A destruição é tão grande e persistente que as partículas finas de vida pulverizada não têm tempo de se acomodar. A falta de gasolina fez com que as pessoas recorressem ao abastecimento de seus carros com estearato – óleo de cozinha usado que queima sujo.
Ele emite um cheiro desagradável peculiar e uma película que gruda no ar, no cabelo, nas roupas, na garganta e nos pulmões. Demorei um pouco para descobrir a origem desse odor penetrante, mas é fácil discernir outros.
A escassez de água corrente ou limpa degrada o melhor de nós. Todos dão o melhor de si e de seus filhos, mas, em algum momento, paramos de nos importar.
Em algum momento, a indignidade da sujeira é inevitável. Em algum momento, você simplesmente espera pela morte, mesmo que também espere por um cessar-fogo.
Mas as pessoas não sabem o que farão após o cessar-fogo.
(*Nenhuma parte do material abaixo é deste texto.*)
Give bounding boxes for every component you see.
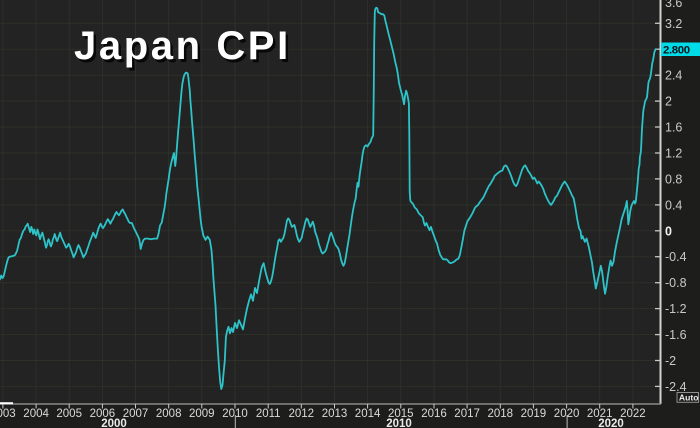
svg-text:2010: 2010	[222, 408, 248, 420]
svg-text:2017: 2017	[454, 408, 480, 420]
svg-text:0.8: 0.8	[665, 172, 682, 186]
svg-text:1.6: 1.6	[665, 121, 682, 135]
svg-text:2003: 2003	[0, 408, 16, 420]
svg-text:2009: 2009	[189, 408, 215, 420]
svg-text:2022: 2022	[620, 408, 646, 420]
svg-text:2018: 2018	[488, 408, 514, 420]
svg-text:1.2: 1.2	[665, 147, 682, 161]
svg-text:-2: -2	[665, 354, 676, 368]
svg-text:0.4: 0.4	[665, 198, 682, 212]
svg-text:2005: 2005	[56, 408, 82, 420]
svg-text:-2.4: -2.4	[665, 380, 687, 394]
svg-text:-0.8: -0.8	[665, 276, 687, 290]
svg-text:Japan CPI: Japan CPI	[77, 27, 294, 71]
svg-text:2012: 2012	[289, 408, 315, 420]
svg-text:2007: 2007	[123, 408, 149, 420]
svg-text:2: 2	[665, 95, 672, 109]
svg-text:2015: 2015	[388, 408, 414, 420]
svg-text:Japan CPI: Japan CPI	[74, 24, 291, 68]
svg-text:0: 0	[665, 224, 672, 238]
svg-text:3.2: 3.2	[665, 17, 682, 31]
svg-text:2014: 2014	[355, 408, 381, 420]
svg-text:2016: 2016	[421, 408, 447, 420]
svg-text:2020: 2020	[554, 408, 580, 420]
svg-text:-0.4: -0.4	[665, 250, 687, 264]
svg-text:2000: 2000	[101, 418, 127, 428]
svg-text:2019: 2019	[521, 408, 547, 420]
svg-text:2013: 2013	[322, 408, 348, 420]
svg-text:3.6: 3.6	[665, 0, 682, 10]
svg-text:2.800: 2.800	[663, 45, 690, 57]
svg-text:2010: 2010	[386, 418, 412, 428]
svg-text:-1.6: -1.6	[665, 328, 687, 342]
svg-text:-1.2: -1.2	[665, 302, 687, 316]
svg-text:2011: 2011	[256, 408, 281, 420]
svg-text:2004: 2004	[23, 408, 49, 420]
svg-text:2006: 2006	[90, 408, 116, 420]
svg-text:2008: 2008	[156, 408, 182, 420]
svg-text:2021: 2021	[587, 408, 613, 420]
svg-text:Auto: Auto	[679, 392, 699, 402]
svg-text:2.4: 2.4	[665, 69, 682, 83]
svg-text:2020: 2020	[598, 418, 624, 428]
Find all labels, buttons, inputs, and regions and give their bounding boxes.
Elas já viram fotos de seus bairros. Quando novas imagens são postadas da região norte, as pessoas se reúnem para tentar descobrir de que bairro se trata, ou de quem é a casa daquele monte de entulho. Muitas vezes, esses vídeos são de soldados israelenses ocupando ou explodindo suas casas.
Apagão
Conversei com muitos sobreviventes retirados dos escombros de suas casas. Eles contam o que aconteceu com eles com um semblante impassível, como se não tivesse acontecido com eles; como se fosse a família de outra pessoa enterrada viva; como se seus próprios corpos dilacerados pertencessem a outros.
Os psicólogos dizem que esse é um mecanismo de defesa, uma espécie de entorpecimento da mente em prol da sobrevivência. O acerto de contas virá mais tarde – se eles sobreviverem.
Mas como é que alguém faz as contas com a perda de toda a sua família, vendo e sentindo o cheiro de seus corpos se desintegrando ao seu redor nos escombros, enquanto espera pelo resgate ou pela morte? Como lidar com o apagamento total de sua existência no mundo – sua casa, família, amigos, saúde, toda a vizinhança e o país?
Não sobraram fotos de sua família, casamento, filhos, pais; até mesmo os túmulos de seus entes queridos e ancestrais foram destruídos. Tudo isso enquanto as forças e vozes mais poderosas difamam e culpam você por seu destino miserável.
O genocídio não é apenas um assassinato em massa. É o apagamento intencional.
De histórias. De memórias, livros e cultura.
Apagamento do potencial de uma terra. Apagamento da esperança em um lugar e para um lugar.
O apagamento é o ímpeto para a destruição de casas, escolas, locais de culto, hospitais, bibliotecas, centros culturais, centros recreativos e universidades.
O genocídio é o desmantelamento intencional da humanidade de outra pessoa. É a redução de uma sociedade antiga, orgulhosa, educada e altamente funcional a objetos de caridade sem dinheiro, forçada a comer o indescritível para sobreviver; a viver na imundície e na doença sem nada a esperar, exceto o fim das bombas e balas que chovem sobre e através de seus corpos, suas vidas, suas histórias e futuros.
Ninguém pode pensar ou esperar o que pode vir depois de um cessar-fogo. O limite de sua esperança neste momento é o fim dos bombardeios.
É um pedido mínimo. Um reconhecimento mínimo da humanidade palestina.
Apesar de Israel ter cortado a energia e a Internet, os palestinos conseguiram transmitir ao vivo uma imagem de seu próprio genocídio para um mundo que permite que ele continue.
Mas a história não mentirá. Ela registrará que Israel perpetrou um holocausto no século XXI.
susan abulhawa é escritora e ativista. Este artigo foi escrito durante sua visita a Gaza em fevereiro e início de março.